For travellers seeking untamed wilderness, some of Namibia’s best scenery, dramatic mountains, ancient rock art and off-the-beaten-track adventure with some thrilling wildlife sightings thrown in for good mix, Damaraland doesn’t disappoint. Located southwest of Etosha, Damaraland may not be as easily accessible as other areas in Namibia – you’ll need to have a 4x4 to explore the region’s rough roads – but it offers a wilderness experience that you don’t find in many places in Africa anymore.

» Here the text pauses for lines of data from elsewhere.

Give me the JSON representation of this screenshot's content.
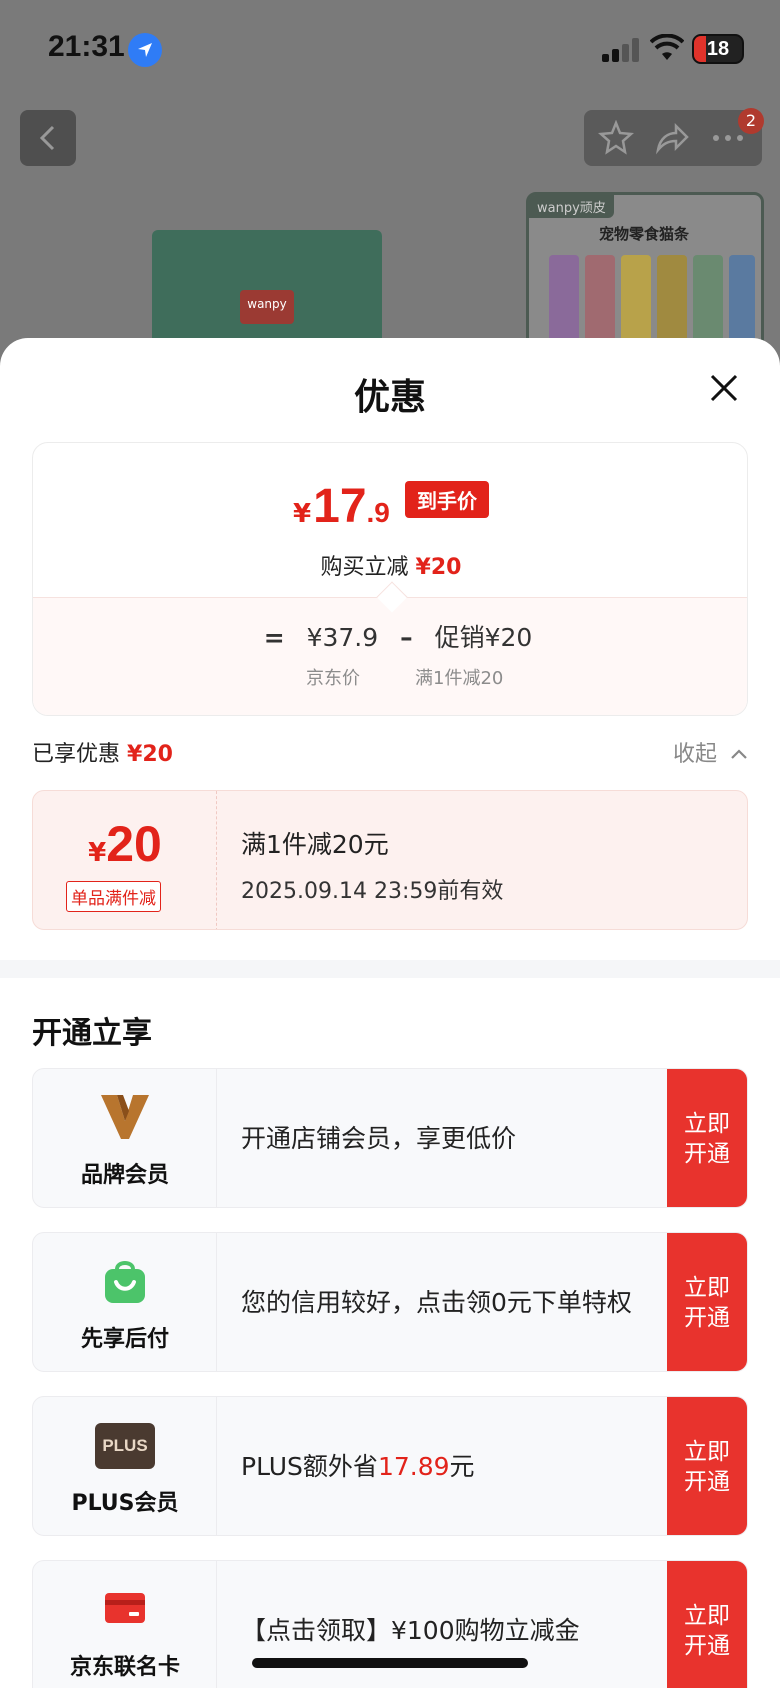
{
  "status_bar": {
    "time": "21:31",
    "battery": "18"
  },
  "background": {
    "side_card_brand": "wanpy顽皮",
    "side_card_title": "宠物零食猫条",
    "product_logo": "wanpy",
    "cart_badge": "2"
  },
  "sheet": {
    "title": "优惠",
    "price": {
      "currency": "¥",
      "integer": "17",
      "decimal": ".9",
      "badge": "到手价",
      "reduce_label": "购买立减",
      "reduce_amount": "¥20",
      "formula_eq": "=",
      "jd_price": "¥37.9",
      "formula_minus": "–",
      "promo": "促销¥20",
      "jd_price_label": "京东价",
      "promo_label": "满1件减20"
    },
    "enjoyed": {
      "label": "已享优惠",
      "amount": "¥20",
      "collapse": "收起"
    },
    "coupon": {
      "currency": "¥",
      "amount": "20",
      "tag": "单品满件减",
      "title": "满1件减20元",
      "validity": "2025.09.14 23:59前有效"
    },
    "section_title": "开通立享",
    "benefits": [
      {
        "name": "品牌会员",
        "desc": "开通店铺会员，享更低价",
        "btn": "立即开通",
        "icon": "brand-v-icon"
      },
      {
        "name": "先享后付",
        "desc": "您的信用较好，点击领0元下单特权",
        "btn": "立即开通",
        "icon": "shopping-bag-icon"
      },
      {
        "name": "PLUS会员",
        "desc_prefix": "PLUS额外省",
        "desc_amount": "17.89",
        "desc_suffix": "元",
        "btn": "立即开通",
        "icon": "plus-logo",
        "logo_text": "PLUS"
      },
      {
        "name": "京东联名卡",
        "desc": "【点击领取】¥100购物立减金",
        "btn": "立即开通",
        "icon": "card-icon"
      }
    ]
  },
  "colors": {
    "accent": "#e2231a",
    "button": "#e8332d",
    "green": "#4cc46a"
  }
}
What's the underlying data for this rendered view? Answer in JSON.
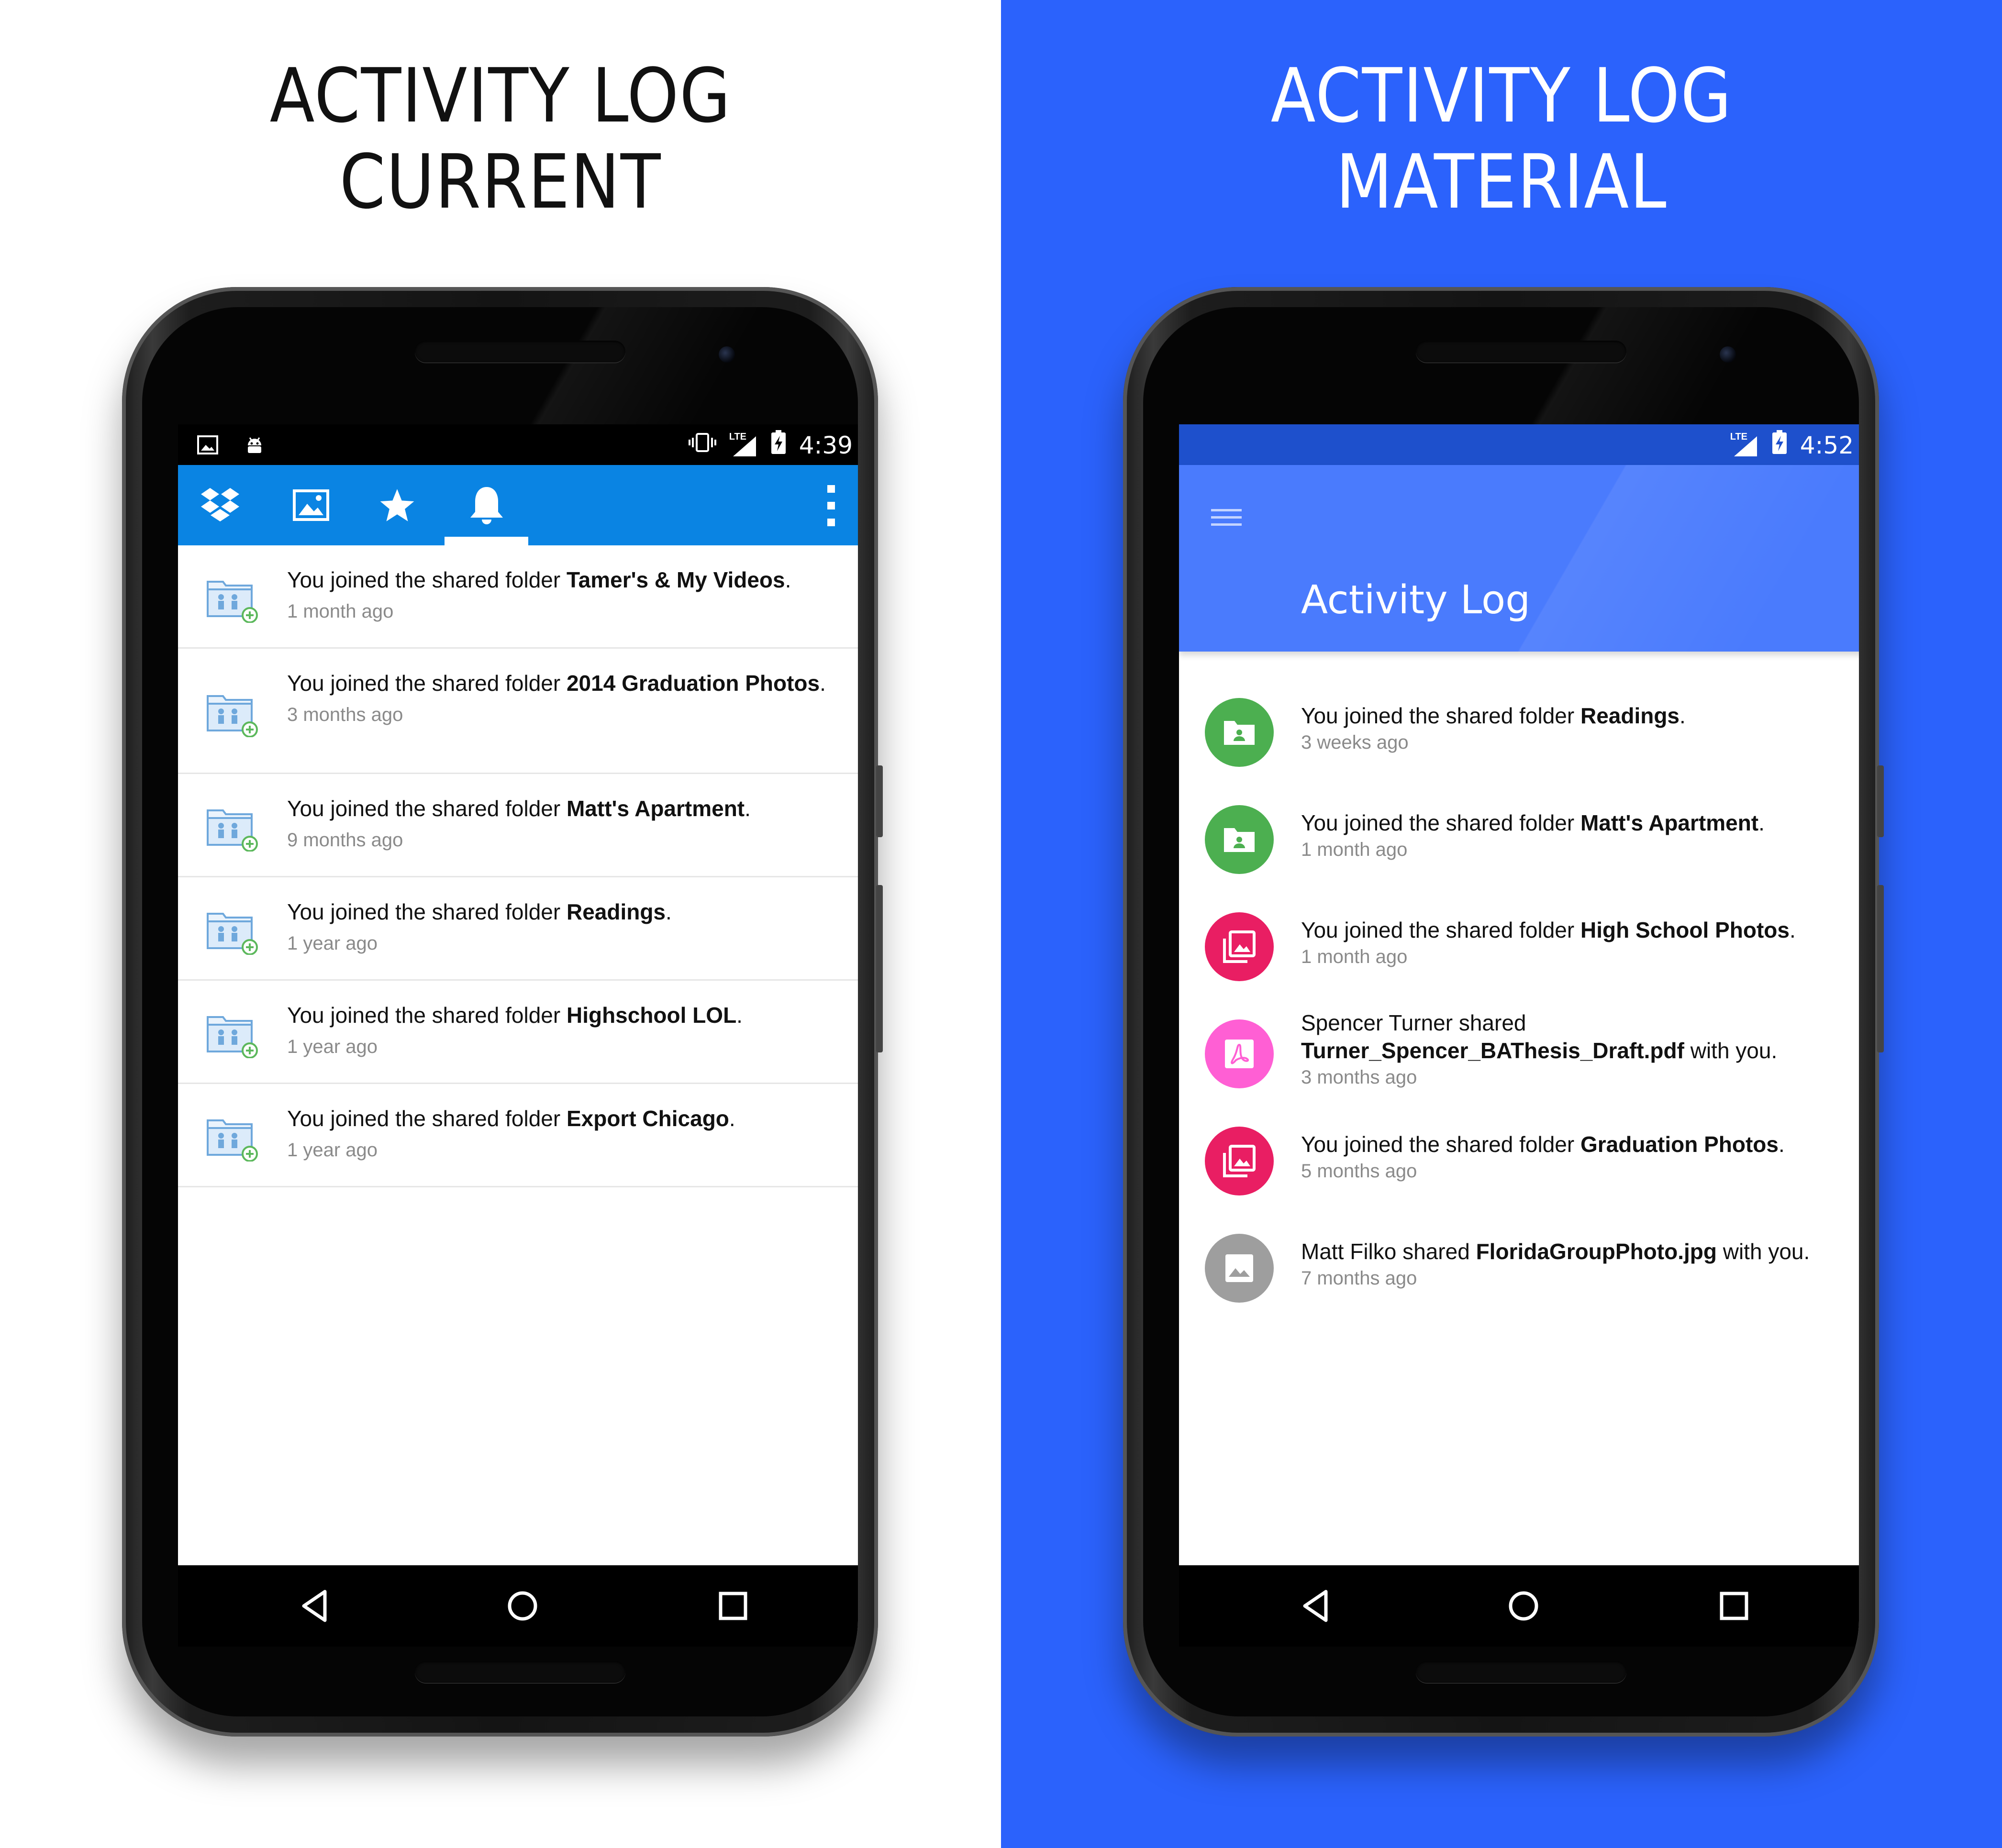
{
  "left": {
    "headline": [
      "ACTIVITY LOG",
      "CURRENT"
    ],
    "status_time": "4:39",
    "status_network": "LTE",
    "tabs": [
      {
        "icon": "dropbox-icon"
      },
      {
        "icon": "photos-icon"
      },
      {
        "icon": "star-icon"
      },
      {
        "icon": "bell-icon",
        "active": true
      }
    ],
    "items": [
      {
        "prefix": "You joined the shared folder ",
        "name": "Tamer's & My Videos",
        "suffix": ".",
        "time": "1 month ago"
      },
      {
        "prefix": "You joined the shared folder ",
        "name": "2014 Graduation Photos",
        "suffix": ".",
        "time": "3 months ago"
      },
      {
        "prefix": "You joined the shared folder ",
        "name": "Matt's Apartment",
        "suffix": ".",
        "time": "9 months ago"
      },
      {
        "prefix": "You joined the shared folder ",
        "name": "Readings",
        "suffix": ".",
        "time": "1 year ago"
      },
      {
        "prefix": "You joined the shared folder ",
        "name": "Highschool LOL",
        "suffix": ".",
        "time": "1 year ago"
      },
      {
        "prefix": "You joined the shared folder ",
        "name": "Export Chicago",
        "suffix": ".",
        "time": "1 year ago"
      }
    ]
  },
  "right": {
    "headline": [
      "ACTIVITY LOG",
      "MATERIAL"
    ],
    "status_time": "4:52",
    "status_network": "LTE",
    "title": "Activity Log",
    "items": [
      {
        "icon": "shared-folder-icon",
        "color": "#4caf50",
        "prefix": "You joined the shared folder ",
        "name": "Readings",
        "suffix": ".",
        "time": "3 weeks ago"
      },
      {
        "icon": "shared-folder-icon",
        "color": "#4caf50",
        "prefix": "You joined the shared folder ",
        "name": "Matt's Apartment",
        "suffix": ".",
        "time": "1 month ago"
      },
      {
        "icon": "photo-library-icon",
        "color": "#e91e63",
        "prefix": "You joined the shared folder ",
        "name": "High School Photos",
        "suffix": ".",
        "time": "1 month ago"
      },
      {
        "icon": "pdf-icon",
        "color": "#ff5fd4",
        "prefix": "Spencer Turner shared ",
        "name": "Turner_Spencer_BAThesis_Draft.pdf",
        "suffix": " with you.",
        "time": "3 months ago"
      },
      {
        "icon": "photo-library-icon",
        "color": "#e91e63",
        "prefix": "You joined the shared folder ",
        "name": "Graduation Photos",
        "suffix": ".",
        "time": "5 months ago"
      },
      {
        "icon": "image-icon",
        "color": "#9e9e9e",
        "prefix": "Matt Filko shared ",
        "name": "FloridaGroupPhoto.jpg",
        "suffix": " with you.",
        "time": "7 months ago"
      }
    ]
  },
  "colors": {
    "right_background": "#2b62fc",
    "left_tabbar": "#0a84e3",
    "right_appbar": "#4a7bfd",
    "right_statusbar": "#1e50cc"
  }
}
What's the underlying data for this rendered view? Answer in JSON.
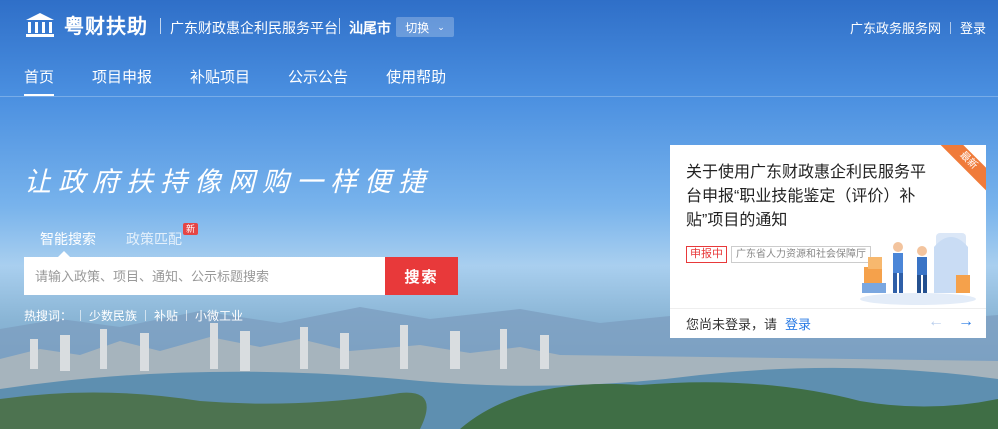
{
  "header": {
    "brand": "粤财扶助",
    "platform": "广东财政惠企利民服务平台",
    "city": "汕尾市",
    "switch_label": "切换",
    "links": [
      "广东政务服务网",
      "登录"
    ]
  },
  "nav": {
    "items": [
      "首页",
      "项目申报",
      "补贴项目",
      "公示公告",
      "使用帮助"
    ]
  },
  "hero": {
    "slogan": "让政府扶持像网购一样便捷"
  },
  "search": {
    "tabs": [
      {
        "label": "智能搜索"
      },
      {
        "label": "政策匹配",
        "badge": "新"
      }
    ],
    "placeholder": "请输入政策、项目、通知、公示标题搜索",
    "button": "搜索"
  },
  "hot": {
    "label": "热搜词：",
    "keywords": [
      "少数民族",
      "补贴",
      "小微工业"
    ]
  },
  "notice": {
    "ribbon": "最新",
    "title": "关于使用广东财政惠企利民服务平台申报“职业技能鉴定（评价）补贴”项目的通知",
    "status": "申报中",
    "department": "广东省人力资源和社会保障厅",
    "login_prompt": "您尚未登录，请",
    "login_link": "登录"
  },
  "colors": {
    "accent": "#e8393a",
    "link": "#2a7be4",
    "ribbon": "#f07b3a"
  }
}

As one of Namibia’s last unofficial wildlife areas, Damaraland is unfenced, so animals can move freely outside the confines of parks and reserves. Desert-adapted elephants, rhinos and lions roam these vast plains and rocky outcrops, and while tracking these animals can be tricky, getting to see them roaming free against startling desert backdrops is a far more exciting feeling than spotting game in a wildlife park.
Animals aside, Damaraland is home to Namibia’s tallest peak – Brandberg – an imposing granite mountain that glows in the setting sun (giving rise to its name “fire mountain”). It’s not just for climbers though: the ancient rock art in the mountain ravines – thousands of paintings including the famous White Lady – is among the best preserved on the continent. Known as the “Matterhorn of Africa”, the granite peaks of Spitzkoppe loom above the sandy plains of Damaraland. Climbing to the top is a challenge even for experienced mountaineers, but there’s plenty of strikingly unusual rocky landscapes here for non-climbers to explore.
Meanwhile, Damaraland’s major attraction is Twyfelfontein, where more than 2000 engravings – some thought to be over six millennia old – are etched into rock faces across the valley. Preserving Africa’s greatest concentration of rock art, Twyfelfontein gives you the chance to get a glimpse into the world of Stone Age hunter-gatherers.